January 7, 2005
BLOOMINGTON, Ill.-On Monday, Jan. 17, from 3 p.m. to 9 p.m., the 15th annual Dr. Martin Luther King, Jr. National Holiday Gospel Festival will be held on the campus of Illinois Wesleyan University, in Presser Hall of Westbrook Auditorium, 1210 Park St., Bloomington.
The event in honor of the birth of Dr. Martin Luther King, Jr, the slain civil rights leader and Nobel Peace Prize Laureate, is free and open to the public.
Founded by the United Community Gospel Singers of Bloomington and Normal and co-sponsored with Illinois Wesleyan University, the gospel festival was launched in 1991 by Corine Sims of Bloomington as a way to continue King's legacy. Several choirs, soloists, singers and dancers will perform, and elementary school students will receive awards for outstanding work in art on themes associated with Dr. Martin Luther King, Jr.
Among the choirs scheduled to appear on the program will be Malcolm Williams and the Voices of Great Faith from Chicago, Gayles Memorial Mass Choir from Aurora, and The Fantastic Jones Family from Springfield.

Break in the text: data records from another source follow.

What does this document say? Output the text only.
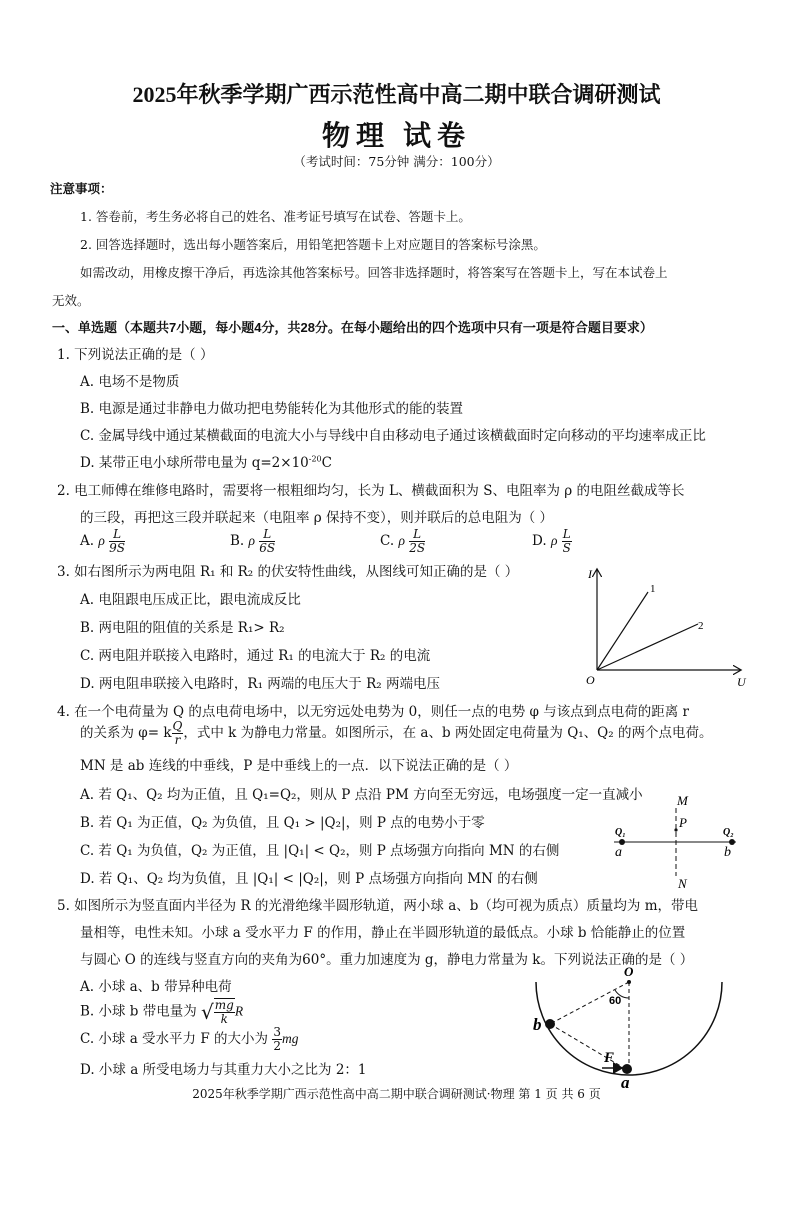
2025年秋季学期广西示范性高中高二期中联合调研测试
物理 试卷
（考试时间：75分钟 满分：100分）
注意事项：
1. 答卷前，考生务必将自己的姓名、准考证号填写在试卷、答题卡上。
2. 回答选择题时，选出每小题答案后，用铅笔把答题卡上对应题目的答案标号涂黑。
如需改动，用橡皮擦干净后，再选涂其他答案标号。回答非选择题时，将答案写在答题卡上，写在本试卷上
无效。
一、单选题（本题共7小题，每小题4分，共28分。在每小题给出的四个选项中只有一项是符合题目要求）
1. 下列说法正确的是（ ）
A. 电场不是物质
B. 电源是通过非静电力做功把电势能转化为其他形式的能的装置
C. 金属导线中通过某横截面的电流大小与导线中自由移动电子通过该横截面时定向移动的平均速率成正比
D. 某带正电小球所带电量为 $q=2\times 10^{-20}C$
2. 电工师傅在维修电路时，需要将一根粗细均匀，长为 L、横截面积为 S、电阻率为 ρ 的电阻丝截成等长
的三段，再把这三段并联起来（电阻率 ρ 保持不变），则并联后的总电阻为（ ）
A. ρ $\frac{L}{9S}$	B. ρ $\frac{L}{6S}$	C. ρ $\frac{L}{2S}$	D. ρ $\frac{L}{S}$
3. 如右图所示为两电阻 R₁ 和 R₂ 的伏安特性曲线，从图线可知正确的是（ ）
A. 电阻跟电压成正比，跟电流成反比
B. 两电阻的阻值的关系是 R₁> R₂
C. 两电阻并联接入电路时，通过 R₁ 的电流大于 R₂ 的电流
D. 两电阻串联接入电路时，R₁ 两端的电压大于 R₂ 两端电压
I
U
O
1
2
4. 在一个电荷量为 Q 的点电荷电场中，以无穷远处电势为 0，则任一点的电势 φ 与该点到点电荷的距离 r
的关系为 φ= k $\frac{Q}{r}$ ，式中 k 为静电力常量。如图所示，在 a、b 两处固定电荷量为 Q₁、Q₂ 的两个点电荷。
MN 是 ab 连线的中垂线，P 是中垂线上的一点．以下说法正确的是（ ）
A. 若 Q₁、Q₂ 均为正值，且 Q₁=Q₂，则从 P 点沿 PM 方向至无穷远，电场强度一定一直减小
B. 若 Q₁ 为正值，Q₂ 为负值，且 Q₁ > |Q₂|，则 P 点的电势小于零
C. 若 Q₁ 为负值，Q₂ 为正值，且 |Q₁| < Q₂，则 P 点场强方向指向 MN 的右侧
D. 若 Q₁、Q₂ 均为负值，且 |Q₁| < |Q₂|，则 P 点场强方向指向 MN 的右侧
M
P
N
Q₁	Q₂
a	b
5. 如图所示为竖直面内半径为 R 的光滑绝缘半圆形轨道，两小球 a、b（均可视为质点）质量均为 m，带电
量相等，电性未知。小球 a 受水平力 F 的作用，静止在半圆形轨道的最低点。小球 b 恰能静止的位置
与圆心 O 的连线与竖直方向的夹角为60°。重力加速度为 g，静电力常量为 k。下列说法正确的是（ ）
A. 小球 a、b 带异种电荷
B. 小球 b 带电量为 √ $\frac{mg}{k}$ R
C. 小球 a 受水平力 F 的大小为 $\frac{3}{2}$ mg
D. 小球 a 所受电场力与其重力大小之比为 2：1
O
60
b
a
F
2025年秋季学期广西示范性高中高二期中联合调研测试·物理 第 1 页 共 6 页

At the age of 27, King organized a boycott of the public transportation system in Montgomery, Ala., as a protest against racial discrimination. He visited Illinois Wesleyan on Feb. 14, 1961, where he addressed an audience of more than 500 at the annual Religious Emphasis Banquet. He also met with students in their classes and more informally at meal time.

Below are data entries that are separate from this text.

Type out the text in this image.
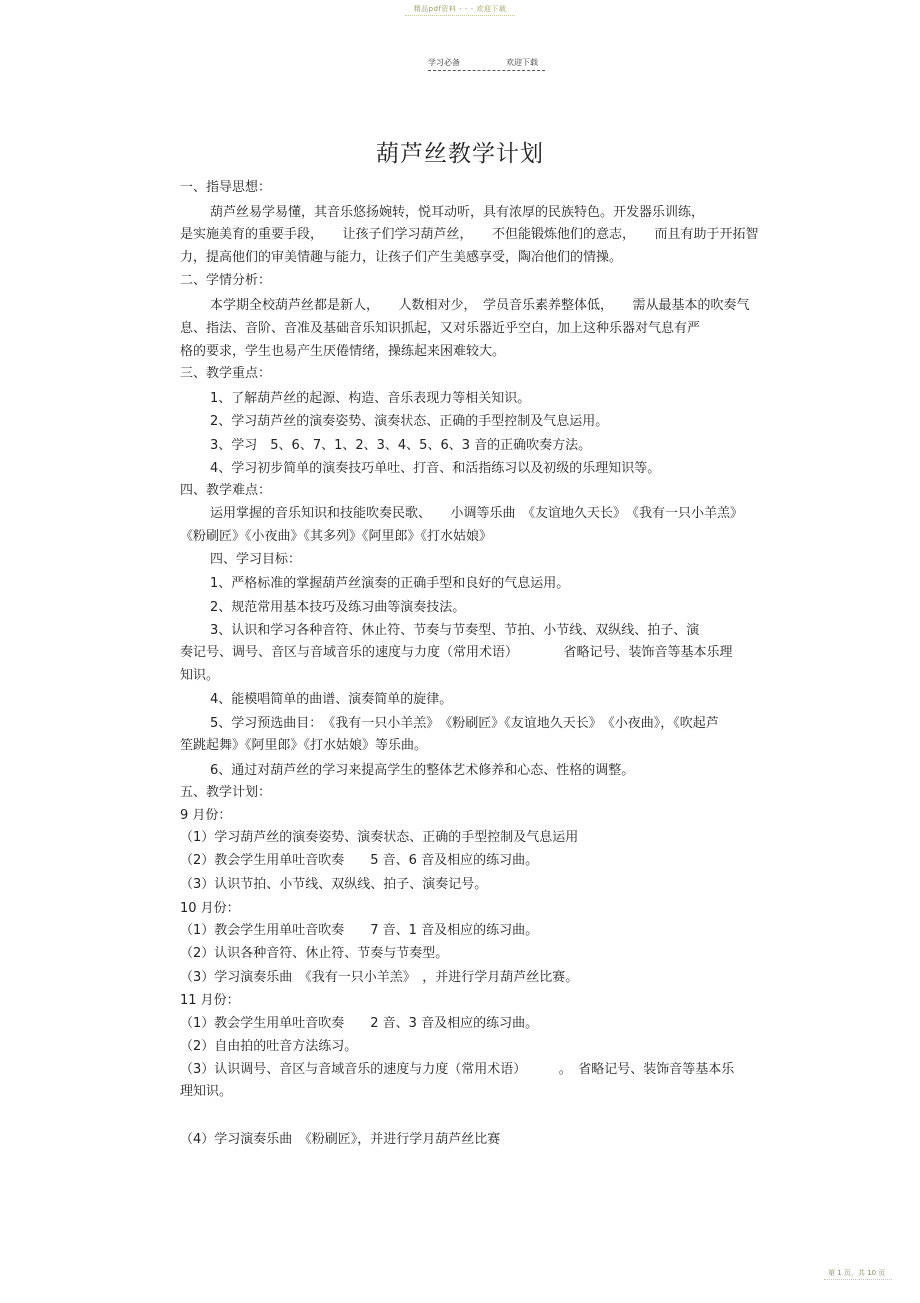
精品pdf资料 - - - 欢迎下载
学习必备	欢迎下载
葫芦丝教学计划
一、指导思想：
葫芦丝易学易懂，其音乐悠扬婉转，悦耳动听，具有浓厚的民族特色。开发器乐训练，
是实施美育的重要手段，　　让孩子们学习葫芦丝，　　不但能锻炼他们的意志，　　而且有助于开拓智
力，提高他们的审美情趣与能力，让孩子们产生美感享受，陶冶他们的情操。
二、学情分析：
本学期全校葫芦丝都是新人，　　人数相对少，　学员音乐素养整体低，　　需从最基本的吹奏气
息、指法、音阶、音准及基础音乐知识抓起，又对乐器近乎空白，加上这种乐器对气息有严
格的要求，学生也易产生厌倦情绪，操练起来困难较大。
三、教学重点：
1、了解葫芦丝的起源、构造、音乐表现力等相关知识。
2、学习葫芦丝的演奏姿势、演奏状态、正确的手型控制及气息运用。
3、学习　5、6、7、1、2、3、4、5、6、3 音的正确吹奏方法。
4、学习初步简单的演奏技巧单吐、打音、和活指练习以及初级的乐理知识等。
四、教学难点：
运用掌握的音乐知识和技能吹奏民歌、　　小调等乐曲　《友谊地久天长》　《我有一只小羊羔》
《粉刷匠》《小夜曲》《其多列》《阿里郎》《打水姑娘》
四、学习目标：
1、严格标准的掌握葫芦丝演奏的正确手型和良好的气息运用。
2、规范常用基本技巧及练习曲等演奏技法。
3、认识和学习各种音符、休止符、节奏与节奏型、节拍、小节线、双纵线、拍子、演
奏记号、调号、音区与音域音乐的速度与力度（常用术语）　　　　省略记号、装饰音等基本乐理
知识。
4、能模唱简单的曲谱、演奏简单的旋律。
5、学习预选曲目：　《我有一只小羊羔》　《粉刷匠》《友谊地久天长》　《小夜曲》，《吹起芦
笙跳起舞》《阿里郎》《打水姑娘》等乐曲。
6、通过对葫芦丝的学习来提高学生的整体艺术修养和心态、性格的调整。
五、教学计划：
9 月份：
（1）学习葫芦丝的演奏姿势、演奏状态、正确的手型控制及气息运用
（2）教会学生用单吐音吹奏　　5 音、6 音及相应的练习曲。
（3）认识节拍、小节线、双纵线、拍子、演奏记号。
10 月份：
（1）教会学生用单吐音吹奏　　7 音、1 音及相应的练习曲。
（2）认识各种音符、休止符、节奏与节奏型。
（3）学习演奏乐曲　《我有一只小羊羔》　，并进行学月葫芦丝比赛。
11 月份：
（1）教会学生用单吐音吹奏　　2 音、3 音及相应的练习曲。
（2）自由拍的吐音方法练习。
（3）认识调号、音区与音域音乐的速度与力度（常用术语）　　　。　省略记号、装饰音等基本乐
理知识。
（4）学习演奏乐曲　《粉刷匠》，并进行学月葫芦丝比赛
第 1 页，共 10 页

Four and one-half years later on Feb. 10, 1966, King made a return trip to the University as a national leader of the civil-rights movement and the recipient of the 1964 Nobel Peace Prize. He addressed approximately 3,000 people at the Fred Young Field house, where he told the audience, “We must work to change the climate that makes for bitterness that causes individuals to turn to these types of self-destruction.”
King was assassinated in Memphis, Tenn., at the age of 39, on April 4, 1968. An estimated 75,000 people attended his April 9 funeral in Atlanta, Ga. One week after he was gunned down, President Lyndon B. Johnson signed into federal law the 1968 Civil Rights Act.
Three of King's children-Yolanda, Martin III, and Bernice-have brought their father's message of non-violent social change, social justice, and brotherhood to Illinois Wesleyan. His nephew, Vernon King, has twice addressed the Gospel Festival.